In anticipation of her plane full of children and clothing making that one-way journey back to Anchorage, the assembled mob in my yard made a couple banners expressing common dreams and hopes. There was only one small problem. Have you ever tried making banner slogans, by committee, at a gathering where alcohol is flowing? Not easy. But in the spirit of the night we came together and said Yes We Can. I still have a banner left hanging between two trees that says “Bajans for Obama” – ironically composed by a majority of non-nationals. And as the results became clear, we on this small rock joined in the collective happiness that crashed through the world, shouting, crying and hugging each other – a combination of relief and hope surging through our veins.

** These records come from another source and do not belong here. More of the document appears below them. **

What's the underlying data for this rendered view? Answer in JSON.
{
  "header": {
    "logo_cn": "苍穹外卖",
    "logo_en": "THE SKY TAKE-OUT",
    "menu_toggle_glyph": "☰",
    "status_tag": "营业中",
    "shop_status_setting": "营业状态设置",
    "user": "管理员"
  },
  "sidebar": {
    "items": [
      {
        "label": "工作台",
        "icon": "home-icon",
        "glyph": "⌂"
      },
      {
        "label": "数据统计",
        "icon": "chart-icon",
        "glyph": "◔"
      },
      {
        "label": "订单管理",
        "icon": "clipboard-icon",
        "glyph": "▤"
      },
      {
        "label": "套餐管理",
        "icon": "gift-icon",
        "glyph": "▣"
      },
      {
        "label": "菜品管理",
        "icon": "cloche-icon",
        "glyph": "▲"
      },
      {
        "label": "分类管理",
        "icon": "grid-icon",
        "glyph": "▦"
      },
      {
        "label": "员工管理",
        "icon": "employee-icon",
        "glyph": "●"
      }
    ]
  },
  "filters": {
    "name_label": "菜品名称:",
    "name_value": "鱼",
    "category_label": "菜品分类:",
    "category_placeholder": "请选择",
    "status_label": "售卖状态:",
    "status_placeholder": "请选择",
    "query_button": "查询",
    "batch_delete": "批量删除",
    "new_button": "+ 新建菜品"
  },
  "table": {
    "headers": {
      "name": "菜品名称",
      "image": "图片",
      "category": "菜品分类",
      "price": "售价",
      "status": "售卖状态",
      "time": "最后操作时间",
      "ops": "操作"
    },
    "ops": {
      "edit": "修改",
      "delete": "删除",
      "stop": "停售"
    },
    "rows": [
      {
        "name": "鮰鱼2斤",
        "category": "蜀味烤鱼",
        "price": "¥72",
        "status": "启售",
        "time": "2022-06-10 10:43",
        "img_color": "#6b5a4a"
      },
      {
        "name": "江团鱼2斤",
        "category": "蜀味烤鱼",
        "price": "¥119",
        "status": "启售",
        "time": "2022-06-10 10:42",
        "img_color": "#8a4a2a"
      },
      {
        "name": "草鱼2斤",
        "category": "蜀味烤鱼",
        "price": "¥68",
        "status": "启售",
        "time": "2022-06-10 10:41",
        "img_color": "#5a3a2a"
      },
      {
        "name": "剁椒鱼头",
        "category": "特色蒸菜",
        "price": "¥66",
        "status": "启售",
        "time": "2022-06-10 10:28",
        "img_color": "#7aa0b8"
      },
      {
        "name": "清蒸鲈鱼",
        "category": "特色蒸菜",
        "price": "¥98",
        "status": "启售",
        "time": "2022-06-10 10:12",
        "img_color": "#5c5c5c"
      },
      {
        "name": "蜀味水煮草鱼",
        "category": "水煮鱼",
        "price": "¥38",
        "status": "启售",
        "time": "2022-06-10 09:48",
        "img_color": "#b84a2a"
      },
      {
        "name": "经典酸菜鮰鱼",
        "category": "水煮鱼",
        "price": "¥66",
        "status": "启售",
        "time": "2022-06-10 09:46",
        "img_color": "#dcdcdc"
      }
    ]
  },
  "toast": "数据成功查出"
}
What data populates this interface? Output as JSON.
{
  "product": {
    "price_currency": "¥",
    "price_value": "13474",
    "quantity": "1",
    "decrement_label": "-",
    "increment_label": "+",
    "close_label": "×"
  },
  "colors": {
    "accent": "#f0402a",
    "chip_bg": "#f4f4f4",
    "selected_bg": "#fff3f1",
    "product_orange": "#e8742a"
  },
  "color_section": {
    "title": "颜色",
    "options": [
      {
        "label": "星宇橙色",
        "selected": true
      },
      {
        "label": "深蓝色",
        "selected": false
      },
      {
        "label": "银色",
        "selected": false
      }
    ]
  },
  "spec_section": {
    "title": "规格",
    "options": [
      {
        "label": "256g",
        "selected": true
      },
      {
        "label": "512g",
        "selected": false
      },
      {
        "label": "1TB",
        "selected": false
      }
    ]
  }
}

But when Second Born woke the next day he was not pleased. The Law is The Law and he takes a dim view of those who transgress – Obama euphoria notwithstanding. He and I have spent time together on YouTube listening to the preacher’s dream and he knows about Rosa, so I thought the foundation was laid for him to understand why unknown person or persons might be moved to hang a banner on a public monument of a freed slave, proclaiming 500 years + Obama = Hope while he slept. But he was having none of it and thought that I should take responsibility for undoing this travesty by removing it soonest - before the police arrested anyone.
A day later it was all over the local TV and on the front page of The Nation and the back page of The Advocate - full colour photographs of Bussa with banner. As Second Born read the blurb suggesting that Bussa himself might have approved of the graffiti, he softened. By the time he had spoken to his grandma about the newspaper coverage he was positively beaming.
“How come you like the banner being there now, little one?” I asked.
He grinned cheekily.
“Well, it made people happy so the police won’t mind.”
Maybe his rigidity is softening enough for me to postpone lecturing him on The Impact of Non-Violent Protest On The Legislating of Fundamental Human Rights – From Gandhi to Banksy.
So the world is changing and we on this small rock have joined in the collective happiness that is rippling through the world - our exuberance in part that when America as a society was asked to live up to the ideal of non-discrimination she came through. Actually it would be more accurate to say there has been a resounding victory for most notions of equality. In Obama is symbolized a triumph over discrimination on the grounds of race, colour, social origin, association with a national minority, property and birth. So it is even more crushing that on that same day in California a majority said no we cannot overcome discrimination on grounds of sexual orientation. Let’s make a promise that we can.